Hoje foi realizada uma aula online por meio da plataforma zoom. A dinâmica proposta era a sintegração: um tipo de debate/assembleia onde muitos assuntos são discutidos ao mesmo tempo por grupos de pessoas diferentes, sendo que cada uma exerce uma função no debate. As 3 funções possíveis são: debatedor, crítico e observador.
Participei de 4 debates diferentes, nos quais exerci as funções de: observador, crítico, debatedor e debatedor. Nos primeiros debates ainda estávamos nos ajustando a ideia da prática e tivemos algumas pequenas dificuldades, mas os outros deram mais certo. Acredito que essa dinâmica acrescentou muito para o entendimento dos textos e das ideias que temos discutido em aula nas últimas semanas. Quanto ao processo, de maneira geral acho que um dos papeis mais difíceis de exercer é o papel de observador, principalmente quando você sente que tem algo a dizer sobre a discussão.
Abaixo uma síntese sobre cada um dos temas discutidos:
1) Discutir a diferença entre virtual e digital na arte e na arquitetura
Função: observadora
Síntese:
Hoje em dia é muito difícil separar o digital do virtual, já que um está muito atrelado ao outro e muitas vezes são vistos como sinônimos, porem é necessário saber diferenciá-los.
Digital se refere à ferramenta utilizada para criar coisas, já virtual é como um "estilo" de projeto/arte que é aberto para múltiplos usos, interações e interpretações. Virtual está mais ligado à experiência e imersão.
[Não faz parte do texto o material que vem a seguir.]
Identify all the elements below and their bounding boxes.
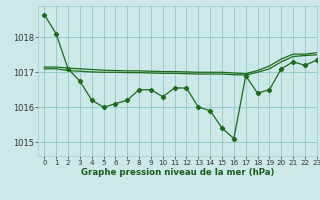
X-axis label: Graphe pression niveau de la mer (hPa): Graphe pression niveau de la mer (hPa) (81, 168, 274, 177)
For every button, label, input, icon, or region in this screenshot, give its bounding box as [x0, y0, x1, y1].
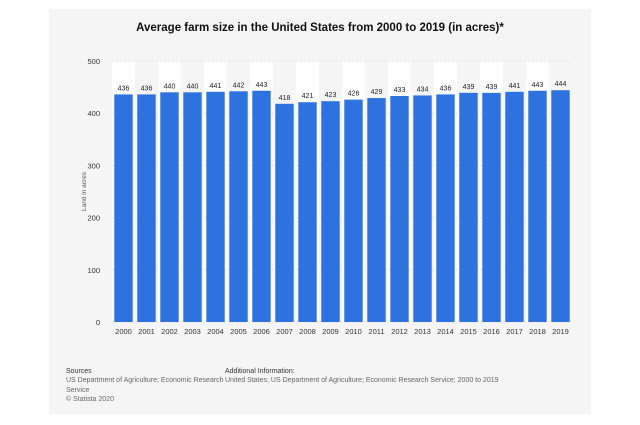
- data-label: 439: [463, 84, 475, 91]
- x-tick-label: 2002: [161, 327, 178, 336]
- bar: [160, 92, 179, 322]
- data-label: 418: [279, 95, 291, 102]
- bar: [528, 90, 547, 322]
- y-tick-label: 500: [87, 57, 100, 66]
- data-label: 436: [440, 85, 452, 92]
- x-tick-label: 2011: [368, 327, 384, 336]
- data-label: 433: [394, 87, 406, 94]
- bar: [390, 95, 409, 322]
- x-tick-label: 2015: [460, 327, 477, 336]
- data-label: 434: [417, 86, 429, 93]
- sources-block: Sources US Department of Agriculture; Ec…: [66, 367, 226, 405]
- data-label: 443: [256, 82, 268, 89]
- additional-info-heading: Additional Information:: [225, 368, 295, 375]
- bar: [206, 91, 225, 322]
- data-label: 439: [486, 84, 498, 91]
- additional-info-block: Additional Information: United States; U…: [225, 367, 555, 386]
- x-tick-label: 2016: [483, 327, 500, 336]
- sources-text: US Department of Agriculture; Economic R…: [66, 377, 224, 394]
- data-label: 440: [164, 83, 176, 90]
- bar: [275, 103, 294, 322]
- bar: [413, 95, 432, 323]
- data-label: 444: [555, 81, 567, 88]
- bar: [137, 94, 156, 323]
- x-tick-label: 2017: [506, 327, 523, 336]
- x-tick-label: 2012: [391, 327, 408, 336]
- data-label: 423: [325, 92, 337, 99]
- bar: [482, 92, 501, 322]
- x-tick-label: 2000: [115, 327, 132, 336]
- y-axis-title: Land in acres: [81, 171, 88, 211]
- bar: [459, 92, 478, 322]
- bar: [183, 92, 202, 322]
- x-tick-label: 2013: [414, 327, 431, 336]
- copyright-text: © Statista 2020: [66, 396, 114, 404]
- bar: [229, 91, 248, 322]
- x-tick-label: 2009: [322, 327, 339, 336]
- additional-info-text: United States; US Department of Agricult…: [225, 377, 499, 385]
- y-tick-label: 100: [87, 266, 100, 275]
- x-tick-label: 2010: [345, 327, 362, 336]
- data-label: 440: [187, 83, 199, 90]
- data-label: 443: [532, 82, 544, 89]
- data-label: 426: [348, 91, 360, 98]
- x-tick-label: 2019: [552, 327, 569, 336]
- data-label: 441: [509, 83, 521, 90]
- data-label: 436: [118, 85, 130, 92]
- bar: [252, 90, 271, 322]
- x-tick-label: 2018: [529, 327, 546, 336]
- bar: [114, 94, 133, 323]
- bar: [505, 91, 524, 322]
- bar: [298, 102, 317, 322]
- sources-heading: Sources: [66, 368, 92, 375]
- data-label: 429: [371, 89, 383, 96]
- y-tick-label: 200: [87, 214, 100, 223]
- x-tick-label: 2014: [437, 327, 454, 336]
- data-label: 421: [302, 93, 314, 100]
- x-tick-label: 2006: [253, 327, 270, 336]
- y-tick-label: 0: [96, 318, 100, 327]
- x-tick-label: 2001: [138, 327, 155, 336]
- x-tick-label: 2008: [299, 327, 316, 336]
- y-tick-label: 300: [87, 161, 100, 170]
- data-label: 441: [210, 83, 222, 90]
- x-tick-label: 2003: [184, 327, 201, 336]
- x-tick-label: 2007: [276, 327, 293, 336]
- bar: [551, 90, 570, 323]
- data-label: 436: [141, 85, 153, 92]
- bar: [367, 98, 386, 322]
- y-tick-label: 400: [87, 109, 100, 118]
- bar: [436, 94, 455, 323]
- data-label: 442: [233, 82, 245, 89]
- chart-title: Average farm size in the United States f…: [136, 22, 504, 34]
- x-tick-label: 2004: [207, 327, 224, 336]
- x-tick-label: 2005: [230, 327, 247, 336]
- bar: [344, 99, 363, 323]
- bar: [321, 101, 340, 322]
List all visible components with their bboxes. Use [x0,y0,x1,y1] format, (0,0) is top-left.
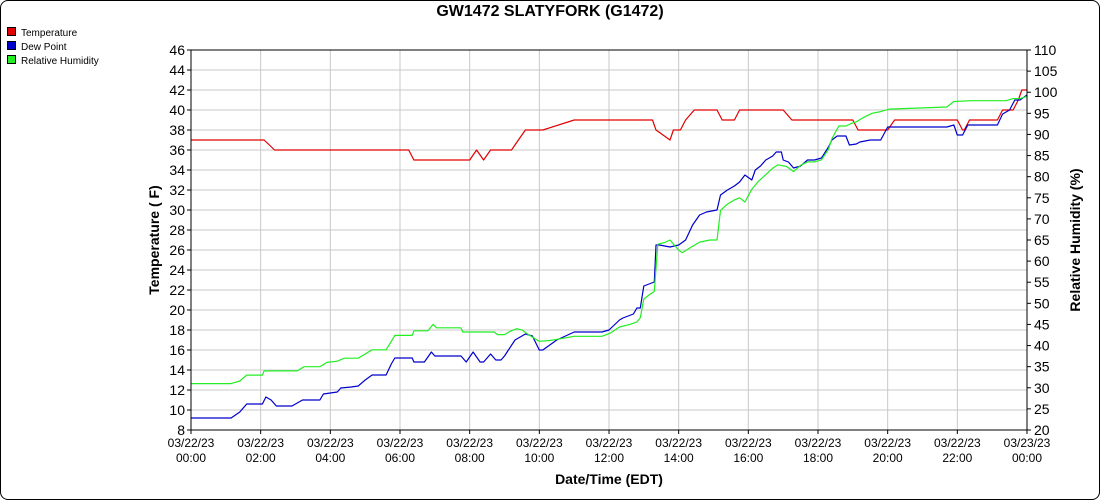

2) Discutir as possibilidades de interface e interação reativas, proativas e dialógicas (conforme discutido por Haque) problematizando o deslocamento da interface para a interação (mais interessa que a interação seja dialógica com uma interface simples do que complexificar a interface)
Função: Crítica
Síntese:
Interação reativa é aquela que funciona apenas em um sistema de ação e reação, de maneira bem limitada. Interação proativa é aquela onde o sistema antecipa certas informações, de maneira um pouco menos limitada. Interação dialógica é a que lida com um maior numero de causalidades, onde ocorre uma troca mútua entre o usuário e o sistema e ocorre muita pouca limitação da interação.
Chegamos a conclusão de que cada uma das interações tem sua importância, de maneira que não há uma melhor universalmente, depende muito do contexto e do objetivo. Além disso, é necessário que as interfaces sejam simplificadas, alcançando dessa maneira um público maior.
É sobre fazer algo interativo que seja acessado de de maneira fácil e simples.
3) Problematizar a proposta de obstáculo no contexto de abertura de possibilidades
Função: Debatedora
Síntese:
Os objetos hoje em dia por serem totalmente programados e limitados a sua função acabam se tornando obstáculos na vida das pessoas, já que não precisam que ela faça nenhuma escolha. Obstáculo é dito no sentido de que a pessoa acaba se tornando alienada e dependente daquele objeto, fazendo cada vez mais seu uso cotidiano e exercitando cada vez menos suas escolhas e interpretações de mundo.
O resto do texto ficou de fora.